電撃文庫、周藤蓮著『賭博師は祈らない』3巻、読了。
2巻の感想は書いていないけど、読み終わってしまったので3巻の感想から。

今までで一番面白かった。
この作品は「18世紀末イギリスの日常描写」と「ギャンブルもの」のふたつが大きな魅力だと思ってるけど、今回は前者の魅力はそのままに後者の面白さをさらに上げてきたといったところ。

今回の話では、主人公のラザルスはとある町の権力争いに巻き込まれてギャンブル(牌九)をする羽目になる。
権力争いに巻き込まれるのはこの手のジャンルではおなじみのネタなんだけど、そこに至るまでの過程がとても丁寧。

老獪な権力者による狡猾な罠に野心を燃やす若者からの直接的な罠と、二通りの思惑によって徐々に逃げ場を失っていく。
単純に逃げるだけなら出来るがそれを行えば誰かが死ぬことになる。
かといって協力する側を間違えても――それどころかどちらに協力しても――犠牲は免れないと下準備は十分。

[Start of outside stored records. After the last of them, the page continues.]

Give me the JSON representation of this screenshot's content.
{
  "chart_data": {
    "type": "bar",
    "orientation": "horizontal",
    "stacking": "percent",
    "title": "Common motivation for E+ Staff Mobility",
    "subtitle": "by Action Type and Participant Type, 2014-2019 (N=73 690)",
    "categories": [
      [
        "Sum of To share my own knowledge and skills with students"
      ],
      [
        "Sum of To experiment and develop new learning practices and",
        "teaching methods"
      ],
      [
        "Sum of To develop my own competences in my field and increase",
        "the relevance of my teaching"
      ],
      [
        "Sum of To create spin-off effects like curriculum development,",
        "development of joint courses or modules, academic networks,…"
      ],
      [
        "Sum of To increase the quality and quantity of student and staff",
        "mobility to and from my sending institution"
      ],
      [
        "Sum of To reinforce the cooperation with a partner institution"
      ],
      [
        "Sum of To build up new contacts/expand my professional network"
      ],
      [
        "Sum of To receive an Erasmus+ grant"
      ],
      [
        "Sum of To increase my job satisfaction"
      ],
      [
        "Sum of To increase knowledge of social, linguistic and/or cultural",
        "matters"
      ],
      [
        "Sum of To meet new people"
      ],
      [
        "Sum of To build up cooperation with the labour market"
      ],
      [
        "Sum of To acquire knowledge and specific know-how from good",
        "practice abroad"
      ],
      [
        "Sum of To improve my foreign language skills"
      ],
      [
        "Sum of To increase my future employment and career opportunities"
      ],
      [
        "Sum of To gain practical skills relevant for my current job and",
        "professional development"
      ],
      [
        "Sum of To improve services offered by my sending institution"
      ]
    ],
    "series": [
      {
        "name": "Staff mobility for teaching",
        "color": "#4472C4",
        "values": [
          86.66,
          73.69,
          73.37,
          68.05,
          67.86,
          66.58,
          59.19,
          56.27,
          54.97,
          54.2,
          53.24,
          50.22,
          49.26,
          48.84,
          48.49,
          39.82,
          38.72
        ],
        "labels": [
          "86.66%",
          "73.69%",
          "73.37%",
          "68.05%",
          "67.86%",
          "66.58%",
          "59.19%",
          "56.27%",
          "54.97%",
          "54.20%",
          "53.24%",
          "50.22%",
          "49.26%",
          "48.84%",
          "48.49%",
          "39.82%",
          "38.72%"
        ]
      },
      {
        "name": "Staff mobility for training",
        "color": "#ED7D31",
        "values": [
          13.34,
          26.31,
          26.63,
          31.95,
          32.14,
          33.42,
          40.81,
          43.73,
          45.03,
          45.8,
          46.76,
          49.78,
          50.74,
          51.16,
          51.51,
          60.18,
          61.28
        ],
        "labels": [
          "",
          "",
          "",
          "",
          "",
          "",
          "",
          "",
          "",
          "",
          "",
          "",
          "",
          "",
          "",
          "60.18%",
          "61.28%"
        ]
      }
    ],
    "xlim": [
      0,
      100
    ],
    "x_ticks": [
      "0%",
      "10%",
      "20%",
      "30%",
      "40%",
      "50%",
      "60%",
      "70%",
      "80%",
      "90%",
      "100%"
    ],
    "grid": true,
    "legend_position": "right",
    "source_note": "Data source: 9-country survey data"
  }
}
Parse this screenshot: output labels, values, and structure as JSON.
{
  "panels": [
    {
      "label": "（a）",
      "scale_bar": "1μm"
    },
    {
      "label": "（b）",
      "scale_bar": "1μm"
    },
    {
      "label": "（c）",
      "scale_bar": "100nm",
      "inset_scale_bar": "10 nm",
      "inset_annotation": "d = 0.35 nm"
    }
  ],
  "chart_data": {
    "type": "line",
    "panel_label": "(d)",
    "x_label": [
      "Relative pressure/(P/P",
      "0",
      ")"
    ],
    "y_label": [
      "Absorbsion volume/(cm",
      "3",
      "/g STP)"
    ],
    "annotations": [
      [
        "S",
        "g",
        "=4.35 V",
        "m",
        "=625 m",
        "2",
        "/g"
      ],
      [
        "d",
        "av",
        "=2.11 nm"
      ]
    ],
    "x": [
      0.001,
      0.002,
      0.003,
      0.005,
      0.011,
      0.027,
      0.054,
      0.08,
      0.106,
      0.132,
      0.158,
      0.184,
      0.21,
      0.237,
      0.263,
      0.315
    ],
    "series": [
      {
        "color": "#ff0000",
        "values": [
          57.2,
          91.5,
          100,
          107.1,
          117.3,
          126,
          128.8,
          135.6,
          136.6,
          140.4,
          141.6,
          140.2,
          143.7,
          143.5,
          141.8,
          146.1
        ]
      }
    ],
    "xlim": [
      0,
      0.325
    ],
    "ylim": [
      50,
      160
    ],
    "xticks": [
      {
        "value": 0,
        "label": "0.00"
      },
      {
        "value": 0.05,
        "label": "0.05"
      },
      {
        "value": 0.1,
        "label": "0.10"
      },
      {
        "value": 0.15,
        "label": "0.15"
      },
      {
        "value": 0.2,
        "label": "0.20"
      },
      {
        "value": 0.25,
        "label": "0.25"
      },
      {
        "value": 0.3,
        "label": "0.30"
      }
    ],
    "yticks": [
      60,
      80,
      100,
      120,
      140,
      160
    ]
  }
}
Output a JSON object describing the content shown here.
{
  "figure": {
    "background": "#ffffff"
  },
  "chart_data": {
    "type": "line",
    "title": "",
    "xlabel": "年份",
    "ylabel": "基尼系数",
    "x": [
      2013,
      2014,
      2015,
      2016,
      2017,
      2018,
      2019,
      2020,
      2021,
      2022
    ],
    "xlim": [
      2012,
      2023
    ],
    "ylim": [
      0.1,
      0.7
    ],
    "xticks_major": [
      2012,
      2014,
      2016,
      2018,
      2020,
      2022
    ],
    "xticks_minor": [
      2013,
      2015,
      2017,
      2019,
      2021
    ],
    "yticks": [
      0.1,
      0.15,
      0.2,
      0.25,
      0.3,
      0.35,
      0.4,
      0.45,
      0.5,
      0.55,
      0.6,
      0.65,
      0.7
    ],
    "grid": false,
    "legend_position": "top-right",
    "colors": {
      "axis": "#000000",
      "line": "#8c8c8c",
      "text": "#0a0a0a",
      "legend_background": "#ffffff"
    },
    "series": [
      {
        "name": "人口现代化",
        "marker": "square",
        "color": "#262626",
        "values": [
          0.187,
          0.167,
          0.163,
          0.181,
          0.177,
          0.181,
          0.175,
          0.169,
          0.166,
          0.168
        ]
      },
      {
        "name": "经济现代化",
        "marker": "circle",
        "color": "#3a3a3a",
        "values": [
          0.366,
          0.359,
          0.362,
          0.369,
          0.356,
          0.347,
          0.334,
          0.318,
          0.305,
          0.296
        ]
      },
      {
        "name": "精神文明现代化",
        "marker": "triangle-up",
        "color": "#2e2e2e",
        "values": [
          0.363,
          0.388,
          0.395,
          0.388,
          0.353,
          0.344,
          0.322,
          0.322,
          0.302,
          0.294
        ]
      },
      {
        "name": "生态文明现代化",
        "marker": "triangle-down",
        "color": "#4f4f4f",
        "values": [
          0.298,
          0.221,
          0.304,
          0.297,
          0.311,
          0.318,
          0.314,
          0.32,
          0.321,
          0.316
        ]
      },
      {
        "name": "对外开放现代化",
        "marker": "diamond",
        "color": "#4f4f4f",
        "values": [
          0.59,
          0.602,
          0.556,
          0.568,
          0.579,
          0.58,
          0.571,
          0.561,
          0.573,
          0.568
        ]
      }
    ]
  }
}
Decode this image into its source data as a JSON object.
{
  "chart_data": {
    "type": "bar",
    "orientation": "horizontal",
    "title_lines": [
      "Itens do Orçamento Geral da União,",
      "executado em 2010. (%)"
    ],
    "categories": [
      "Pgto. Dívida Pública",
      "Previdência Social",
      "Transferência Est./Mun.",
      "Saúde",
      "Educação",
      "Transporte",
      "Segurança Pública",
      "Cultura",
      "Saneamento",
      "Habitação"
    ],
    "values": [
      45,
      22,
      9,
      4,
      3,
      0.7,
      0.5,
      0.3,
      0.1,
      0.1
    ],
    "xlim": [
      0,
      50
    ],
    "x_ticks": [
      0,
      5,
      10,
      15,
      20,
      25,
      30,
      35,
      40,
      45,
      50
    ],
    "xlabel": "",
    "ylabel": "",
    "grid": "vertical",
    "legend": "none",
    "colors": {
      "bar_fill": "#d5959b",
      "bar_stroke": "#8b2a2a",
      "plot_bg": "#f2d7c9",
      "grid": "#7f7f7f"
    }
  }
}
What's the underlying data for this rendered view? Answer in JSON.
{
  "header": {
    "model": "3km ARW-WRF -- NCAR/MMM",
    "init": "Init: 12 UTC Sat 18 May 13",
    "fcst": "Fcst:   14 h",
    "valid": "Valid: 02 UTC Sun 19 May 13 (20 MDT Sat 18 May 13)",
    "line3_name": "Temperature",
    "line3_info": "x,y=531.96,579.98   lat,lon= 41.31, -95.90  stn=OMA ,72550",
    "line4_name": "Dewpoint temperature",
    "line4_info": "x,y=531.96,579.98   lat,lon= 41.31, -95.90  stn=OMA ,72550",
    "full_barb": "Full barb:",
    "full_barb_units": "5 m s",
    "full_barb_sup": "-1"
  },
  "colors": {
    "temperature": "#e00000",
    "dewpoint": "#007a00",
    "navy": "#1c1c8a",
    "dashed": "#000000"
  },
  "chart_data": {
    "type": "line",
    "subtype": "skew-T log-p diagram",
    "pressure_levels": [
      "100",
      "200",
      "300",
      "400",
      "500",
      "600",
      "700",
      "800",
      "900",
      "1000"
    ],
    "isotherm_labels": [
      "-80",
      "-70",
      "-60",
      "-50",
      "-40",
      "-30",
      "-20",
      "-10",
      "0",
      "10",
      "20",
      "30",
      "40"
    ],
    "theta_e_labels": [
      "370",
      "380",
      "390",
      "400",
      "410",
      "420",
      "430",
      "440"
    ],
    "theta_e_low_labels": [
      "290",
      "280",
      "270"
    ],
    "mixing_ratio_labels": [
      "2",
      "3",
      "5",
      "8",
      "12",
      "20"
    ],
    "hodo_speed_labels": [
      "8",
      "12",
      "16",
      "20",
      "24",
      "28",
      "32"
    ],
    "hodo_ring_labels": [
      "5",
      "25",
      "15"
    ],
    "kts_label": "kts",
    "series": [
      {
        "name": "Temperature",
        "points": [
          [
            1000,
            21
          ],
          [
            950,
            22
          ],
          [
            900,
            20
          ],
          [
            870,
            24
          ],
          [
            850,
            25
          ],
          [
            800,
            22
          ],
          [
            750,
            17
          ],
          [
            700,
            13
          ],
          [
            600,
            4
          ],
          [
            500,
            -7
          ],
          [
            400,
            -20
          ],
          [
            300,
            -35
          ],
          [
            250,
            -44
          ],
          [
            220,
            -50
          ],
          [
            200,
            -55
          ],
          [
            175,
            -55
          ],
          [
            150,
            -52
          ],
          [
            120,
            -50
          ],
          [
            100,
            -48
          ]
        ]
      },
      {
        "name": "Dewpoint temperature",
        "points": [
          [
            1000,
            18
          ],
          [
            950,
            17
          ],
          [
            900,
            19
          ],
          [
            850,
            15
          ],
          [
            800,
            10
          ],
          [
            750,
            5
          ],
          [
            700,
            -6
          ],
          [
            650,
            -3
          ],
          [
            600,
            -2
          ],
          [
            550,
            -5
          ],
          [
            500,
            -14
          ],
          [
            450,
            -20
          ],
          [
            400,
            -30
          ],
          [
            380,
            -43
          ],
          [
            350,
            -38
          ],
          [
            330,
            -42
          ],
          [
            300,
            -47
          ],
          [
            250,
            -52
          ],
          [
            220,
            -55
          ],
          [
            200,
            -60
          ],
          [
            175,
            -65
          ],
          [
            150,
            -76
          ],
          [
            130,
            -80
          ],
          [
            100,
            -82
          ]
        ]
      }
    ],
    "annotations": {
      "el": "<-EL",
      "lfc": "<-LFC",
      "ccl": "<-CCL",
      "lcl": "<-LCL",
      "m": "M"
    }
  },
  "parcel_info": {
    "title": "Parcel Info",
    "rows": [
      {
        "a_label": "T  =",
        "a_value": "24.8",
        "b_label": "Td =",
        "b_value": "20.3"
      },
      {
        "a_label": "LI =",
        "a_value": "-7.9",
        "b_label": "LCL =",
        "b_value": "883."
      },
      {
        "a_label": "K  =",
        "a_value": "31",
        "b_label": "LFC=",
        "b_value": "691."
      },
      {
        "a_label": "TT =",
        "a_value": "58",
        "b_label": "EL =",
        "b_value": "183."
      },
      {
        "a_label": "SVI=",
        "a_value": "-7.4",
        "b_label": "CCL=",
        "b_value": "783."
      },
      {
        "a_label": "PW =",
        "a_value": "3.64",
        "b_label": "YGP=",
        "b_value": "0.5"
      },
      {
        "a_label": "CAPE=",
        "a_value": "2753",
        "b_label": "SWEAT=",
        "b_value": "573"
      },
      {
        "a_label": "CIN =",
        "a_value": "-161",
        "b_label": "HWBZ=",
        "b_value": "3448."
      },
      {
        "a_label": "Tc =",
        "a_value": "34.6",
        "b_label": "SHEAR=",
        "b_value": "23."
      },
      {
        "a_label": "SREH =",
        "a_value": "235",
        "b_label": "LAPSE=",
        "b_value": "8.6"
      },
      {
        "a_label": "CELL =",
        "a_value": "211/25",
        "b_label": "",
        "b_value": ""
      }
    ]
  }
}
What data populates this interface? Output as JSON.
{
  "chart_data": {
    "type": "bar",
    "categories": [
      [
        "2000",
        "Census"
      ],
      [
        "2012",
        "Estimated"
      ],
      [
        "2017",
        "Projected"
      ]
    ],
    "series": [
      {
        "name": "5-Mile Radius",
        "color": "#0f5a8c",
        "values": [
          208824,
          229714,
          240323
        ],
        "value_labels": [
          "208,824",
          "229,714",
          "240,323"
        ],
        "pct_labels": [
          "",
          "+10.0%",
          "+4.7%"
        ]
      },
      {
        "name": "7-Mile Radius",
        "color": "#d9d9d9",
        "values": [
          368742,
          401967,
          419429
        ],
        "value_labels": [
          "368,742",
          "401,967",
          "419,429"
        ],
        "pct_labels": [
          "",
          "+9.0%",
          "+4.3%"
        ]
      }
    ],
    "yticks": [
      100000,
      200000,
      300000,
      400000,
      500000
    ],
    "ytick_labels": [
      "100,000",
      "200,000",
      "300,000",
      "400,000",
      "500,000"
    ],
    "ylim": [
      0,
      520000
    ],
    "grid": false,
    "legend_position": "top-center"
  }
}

こういったギャンブルものは「なぜ、主人公がそこまでするのか?」という勝負の席に立つまでの動機を作るのが難しいと思ってるけど、この作品は上手くやってるよなあ。
ラザルスは別にギャンブル狂というわけではなく、いわゆる巻き込まれ型主人公なのでじわじわと逃げ場がなくなっていく焦燥感がとても良い。

三つ巴の戦いなのでどちらの権力者が勝つのか予想がつきにくいところも良し。
もちろん、この手の作品らしく主人公が一歩ぬきんでて両者を蹴落とすという展開も十分にありえるので、どのような結末が待ち受けているのかと最後の最後まで緊張感が持続していた。

こういった緊張感が持続したのは、新ヒロインのジュリアナのおかげでしょう。
メタ視点で先読みするとこういうヒロインは主人公側の味方をするのは当然なんだけど、作中で「死ねといわれれば喜んで死ぬ」ということをすでに行動で見せているジュリアナが味方になるとは思えない。

彼女のおかげでメインヒロインのリーラとの関係も深まったし、これは上手いキャラ配置だなあ。
そのおかげでエディスの影が薄くなってしまったものの、まあ立場上は一番上だしこういう人もいないといけないのでしかたなし。

そうやって緊張感を持続させながらのラスト。
この終わり方は好みだったなあ。まさに「納得のオチ」と皮肉な笑みが顔に張り付くような終わり方だったよ。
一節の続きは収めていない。